Мы провожали ее всей бригадой. И вое, конечно, понимали, почему она уезжает именно сегодня. А она плакала и желала нам счастья. И за что-то просила у Валюшки прощения. А Валюшка тоже плакала и просила прощения у нее. Может, просто они слишком много выпили на нашей веселой свадьбе?..
Михаил Кельба что-то кричит мне снизу. Я выключаю электрод, поднимаю щиток, гляжу вниз.

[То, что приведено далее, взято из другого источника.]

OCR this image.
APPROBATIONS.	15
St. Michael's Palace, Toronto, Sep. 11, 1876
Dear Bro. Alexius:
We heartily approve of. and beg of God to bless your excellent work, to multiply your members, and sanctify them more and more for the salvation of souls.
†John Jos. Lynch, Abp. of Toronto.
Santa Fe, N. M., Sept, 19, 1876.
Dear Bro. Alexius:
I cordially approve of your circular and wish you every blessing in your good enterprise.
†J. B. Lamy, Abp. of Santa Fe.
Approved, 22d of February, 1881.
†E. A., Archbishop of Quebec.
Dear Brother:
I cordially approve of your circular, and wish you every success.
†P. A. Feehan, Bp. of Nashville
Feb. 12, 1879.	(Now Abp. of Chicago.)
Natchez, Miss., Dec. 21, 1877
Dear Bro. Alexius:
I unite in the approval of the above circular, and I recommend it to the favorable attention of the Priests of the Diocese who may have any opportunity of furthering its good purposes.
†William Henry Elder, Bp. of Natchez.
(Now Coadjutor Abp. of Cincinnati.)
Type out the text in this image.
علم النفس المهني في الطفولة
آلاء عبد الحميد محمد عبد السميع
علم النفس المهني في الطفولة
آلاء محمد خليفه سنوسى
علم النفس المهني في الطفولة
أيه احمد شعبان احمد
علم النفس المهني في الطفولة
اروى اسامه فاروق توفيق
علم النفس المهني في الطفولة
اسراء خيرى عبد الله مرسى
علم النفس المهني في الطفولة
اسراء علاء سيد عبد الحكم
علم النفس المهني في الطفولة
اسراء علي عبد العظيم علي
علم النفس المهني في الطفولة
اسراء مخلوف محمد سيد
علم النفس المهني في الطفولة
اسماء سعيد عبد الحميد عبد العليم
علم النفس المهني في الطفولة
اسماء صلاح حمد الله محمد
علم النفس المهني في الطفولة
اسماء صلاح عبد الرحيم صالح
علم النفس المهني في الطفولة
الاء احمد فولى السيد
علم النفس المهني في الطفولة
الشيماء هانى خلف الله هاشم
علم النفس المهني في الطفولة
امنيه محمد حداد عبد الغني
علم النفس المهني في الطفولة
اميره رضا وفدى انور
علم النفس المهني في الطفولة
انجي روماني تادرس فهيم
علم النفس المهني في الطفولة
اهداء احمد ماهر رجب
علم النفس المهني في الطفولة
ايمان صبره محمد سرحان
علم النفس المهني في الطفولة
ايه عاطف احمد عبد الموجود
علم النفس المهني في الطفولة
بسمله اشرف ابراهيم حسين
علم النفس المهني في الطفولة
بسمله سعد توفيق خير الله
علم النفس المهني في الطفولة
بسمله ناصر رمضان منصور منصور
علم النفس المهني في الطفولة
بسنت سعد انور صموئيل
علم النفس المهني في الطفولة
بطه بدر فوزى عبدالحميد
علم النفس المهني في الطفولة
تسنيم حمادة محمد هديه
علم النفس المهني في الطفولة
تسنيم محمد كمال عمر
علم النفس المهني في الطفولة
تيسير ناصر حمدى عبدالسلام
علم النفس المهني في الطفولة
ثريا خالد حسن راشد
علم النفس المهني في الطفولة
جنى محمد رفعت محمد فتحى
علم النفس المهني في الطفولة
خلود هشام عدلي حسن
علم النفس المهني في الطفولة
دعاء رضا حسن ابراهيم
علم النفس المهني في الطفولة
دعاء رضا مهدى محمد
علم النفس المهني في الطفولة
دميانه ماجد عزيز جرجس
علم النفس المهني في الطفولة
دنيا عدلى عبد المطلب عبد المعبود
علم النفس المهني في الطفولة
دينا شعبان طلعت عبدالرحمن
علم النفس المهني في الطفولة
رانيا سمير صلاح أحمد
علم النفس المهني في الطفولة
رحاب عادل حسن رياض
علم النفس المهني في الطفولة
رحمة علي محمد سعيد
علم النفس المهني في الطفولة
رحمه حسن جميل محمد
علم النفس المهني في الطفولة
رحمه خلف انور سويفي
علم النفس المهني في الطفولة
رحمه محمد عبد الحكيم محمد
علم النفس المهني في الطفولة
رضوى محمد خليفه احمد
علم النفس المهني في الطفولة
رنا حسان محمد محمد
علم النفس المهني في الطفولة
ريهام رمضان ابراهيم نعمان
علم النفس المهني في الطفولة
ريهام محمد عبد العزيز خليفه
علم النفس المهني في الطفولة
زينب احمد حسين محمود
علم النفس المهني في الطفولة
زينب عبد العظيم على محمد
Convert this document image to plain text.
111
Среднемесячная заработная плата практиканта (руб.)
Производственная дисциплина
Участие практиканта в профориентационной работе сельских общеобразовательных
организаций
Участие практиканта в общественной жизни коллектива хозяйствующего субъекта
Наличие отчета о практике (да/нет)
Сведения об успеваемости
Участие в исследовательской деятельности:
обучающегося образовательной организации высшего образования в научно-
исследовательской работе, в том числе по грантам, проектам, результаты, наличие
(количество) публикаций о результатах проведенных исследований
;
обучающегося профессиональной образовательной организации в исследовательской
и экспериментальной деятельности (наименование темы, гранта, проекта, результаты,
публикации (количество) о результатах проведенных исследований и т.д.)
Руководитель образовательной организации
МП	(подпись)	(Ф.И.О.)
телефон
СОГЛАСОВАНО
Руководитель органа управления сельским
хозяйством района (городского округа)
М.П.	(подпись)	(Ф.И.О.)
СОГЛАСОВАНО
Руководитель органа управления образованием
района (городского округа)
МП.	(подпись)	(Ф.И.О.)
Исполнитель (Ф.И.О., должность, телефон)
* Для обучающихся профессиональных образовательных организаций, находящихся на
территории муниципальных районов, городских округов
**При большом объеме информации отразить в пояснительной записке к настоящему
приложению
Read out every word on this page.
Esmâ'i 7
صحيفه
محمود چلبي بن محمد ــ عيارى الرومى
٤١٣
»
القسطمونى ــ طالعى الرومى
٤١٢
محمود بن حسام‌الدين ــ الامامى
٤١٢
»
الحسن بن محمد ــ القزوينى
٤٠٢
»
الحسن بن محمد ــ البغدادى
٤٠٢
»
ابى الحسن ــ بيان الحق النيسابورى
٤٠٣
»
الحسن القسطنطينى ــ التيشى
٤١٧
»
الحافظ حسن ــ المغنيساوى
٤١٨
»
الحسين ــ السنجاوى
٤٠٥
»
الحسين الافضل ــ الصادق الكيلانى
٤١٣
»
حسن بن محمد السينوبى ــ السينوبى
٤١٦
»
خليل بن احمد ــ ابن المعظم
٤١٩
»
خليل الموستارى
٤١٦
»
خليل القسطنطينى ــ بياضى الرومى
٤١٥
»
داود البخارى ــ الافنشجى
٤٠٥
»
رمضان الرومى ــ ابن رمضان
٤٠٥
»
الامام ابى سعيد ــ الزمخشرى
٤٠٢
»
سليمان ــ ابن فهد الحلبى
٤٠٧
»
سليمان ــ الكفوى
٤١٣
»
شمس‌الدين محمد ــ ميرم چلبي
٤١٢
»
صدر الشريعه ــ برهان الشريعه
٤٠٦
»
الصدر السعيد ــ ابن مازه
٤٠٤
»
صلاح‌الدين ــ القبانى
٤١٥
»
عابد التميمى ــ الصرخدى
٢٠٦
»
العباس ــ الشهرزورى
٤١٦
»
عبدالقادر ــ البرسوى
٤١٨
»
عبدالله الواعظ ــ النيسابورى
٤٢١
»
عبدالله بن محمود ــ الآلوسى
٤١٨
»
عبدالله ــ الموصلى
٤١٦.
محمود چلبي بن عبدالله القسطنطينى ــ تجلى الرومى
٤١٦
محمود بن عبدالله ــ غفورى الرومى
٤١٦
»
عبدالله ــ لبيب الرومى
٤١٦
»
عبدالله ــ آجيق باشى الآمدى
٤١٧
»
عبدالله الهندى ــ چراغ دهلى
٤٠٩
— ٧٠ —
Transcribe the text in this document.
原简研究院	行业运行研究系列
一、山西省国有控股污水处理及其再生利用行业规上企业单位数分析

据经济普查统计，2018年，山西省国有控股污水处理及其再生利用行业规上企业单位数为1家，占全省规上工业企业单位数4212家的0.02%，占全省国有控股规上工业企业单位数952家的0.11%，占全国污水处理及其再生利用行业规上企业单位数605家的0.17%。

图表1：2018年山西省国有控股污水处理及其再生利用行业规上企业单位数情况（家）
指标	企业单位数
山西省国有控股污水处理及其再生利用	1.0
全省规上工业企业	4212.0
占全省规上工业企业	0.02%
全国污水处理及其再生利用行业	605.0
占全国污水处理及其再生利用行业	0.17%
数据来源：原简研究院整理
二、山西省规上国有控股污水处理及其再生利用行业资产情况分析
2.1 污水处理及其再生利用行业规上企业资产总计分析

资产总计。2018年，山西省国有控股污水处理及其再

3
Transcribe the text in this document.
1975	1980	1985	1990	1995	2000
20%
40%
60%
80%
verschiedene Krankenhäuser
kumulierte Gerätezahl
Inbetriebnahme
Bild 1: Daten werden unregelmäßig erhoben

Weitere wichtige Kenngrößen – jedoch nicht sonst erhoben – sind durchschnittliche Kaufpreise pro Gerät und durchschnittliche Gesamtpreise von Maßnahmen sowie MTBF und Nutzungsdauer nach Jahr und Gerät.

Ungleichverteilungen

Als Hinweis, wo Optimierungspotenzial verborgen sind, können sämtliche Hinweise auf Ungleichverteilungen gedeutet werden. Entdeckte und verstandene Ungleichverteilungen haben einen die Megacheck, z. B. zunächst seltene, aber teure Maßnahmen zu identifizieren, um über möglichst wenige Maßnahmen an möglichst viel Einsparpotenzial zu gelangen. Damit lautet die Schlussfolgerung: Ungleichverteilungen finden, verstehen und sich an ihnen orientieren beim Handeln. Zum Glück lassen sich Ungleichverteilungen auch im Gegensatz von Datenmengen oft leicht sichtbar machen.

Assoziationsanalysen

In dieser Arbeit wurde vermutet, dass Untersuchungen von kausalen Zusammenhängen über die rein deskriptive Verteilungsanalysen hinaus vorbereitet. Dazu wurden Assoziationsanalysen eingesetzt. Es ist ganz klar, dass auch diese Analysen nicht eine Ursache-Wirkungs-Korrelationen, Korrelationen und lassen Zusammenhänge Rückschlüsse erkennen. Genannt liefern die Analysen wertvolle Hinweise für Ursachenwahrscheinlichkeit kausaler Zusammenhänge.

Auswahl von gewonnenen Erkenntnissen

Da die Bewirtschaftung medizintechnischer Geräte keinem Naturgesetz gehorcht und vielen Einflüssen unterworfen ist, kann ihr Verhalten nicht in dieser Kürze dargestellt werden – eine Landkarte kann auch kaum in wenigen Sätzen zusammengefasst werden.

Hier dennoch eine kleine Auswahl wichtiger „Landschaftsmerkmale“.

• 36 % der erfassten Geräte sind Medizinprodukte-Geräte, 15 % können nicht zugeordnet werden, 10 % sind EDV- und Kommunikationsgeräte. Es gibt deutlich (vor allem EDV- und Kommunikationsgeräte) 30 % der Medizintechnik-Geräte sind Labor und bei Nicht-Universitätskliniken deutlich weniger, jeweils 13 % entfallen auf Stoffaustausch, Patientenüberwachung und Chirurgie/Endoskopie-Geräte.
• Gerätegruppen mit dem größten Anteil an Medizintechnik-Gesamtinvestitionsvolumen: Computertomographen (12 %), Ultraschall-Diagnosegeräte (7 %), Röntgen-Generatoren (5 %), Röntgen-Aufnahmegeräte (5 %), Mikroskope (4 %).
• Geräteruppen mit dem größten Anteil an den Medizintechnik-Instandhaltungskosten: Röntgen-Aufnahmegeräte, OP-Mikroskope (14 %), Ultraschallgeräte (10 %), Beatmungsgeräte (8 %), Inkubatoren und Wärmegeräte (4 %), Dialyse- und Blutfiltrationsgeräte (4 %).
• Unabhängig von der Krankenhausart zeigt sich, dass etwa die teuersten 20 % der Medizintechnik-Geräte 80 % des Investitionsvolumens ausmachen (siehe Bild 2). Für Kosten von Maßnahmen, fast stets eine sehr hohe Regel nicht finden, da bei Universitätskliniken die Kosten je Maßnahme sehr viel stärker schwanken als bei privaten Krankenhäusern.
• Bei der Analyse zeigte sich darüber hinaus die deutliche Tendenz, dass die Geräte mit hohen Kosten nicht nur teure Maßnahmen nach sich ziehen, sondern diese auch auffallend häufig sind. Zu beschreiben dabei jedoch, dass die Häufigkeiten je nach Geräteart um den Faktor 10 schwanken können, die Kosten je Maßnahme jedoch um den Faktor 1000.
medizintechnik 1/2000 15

— Иди в контору участка! - кричит Кельба.
— Зачем?
— Там представитель института сидит. Беседует е теми, кто заявления подал.
— Так, может, позже?
— Нет, он просил сейчас.
— Где он? — В постройкоме.
— Ладно!
Я осторожно начинаю спускаться вниз. Все равно мне надо было сегодня сходить в контору. У меня там есть и производственные дела. Я ведь теперь заместитель бригадира. И Кельба, наш новый бригадир, все конторские дела старается пока поручать мне. Наверно, чтобы я меньше был наверху. Перед конторой «Стальмонтажа», как всегда, громоздятся горы металлоконструкций. Специальная бригада ведет здесь их укрупнительную сборку и окраску. Мы называем эту бригаду бригадой «старичков». Здесь работают пожилые монтажники, которые когда-то были отчаянными верхолазами, а теперь уже не могут подниматься наверх. Меня тоже хотели после болезни определить в эту бригаду. Я, конечно, отказался.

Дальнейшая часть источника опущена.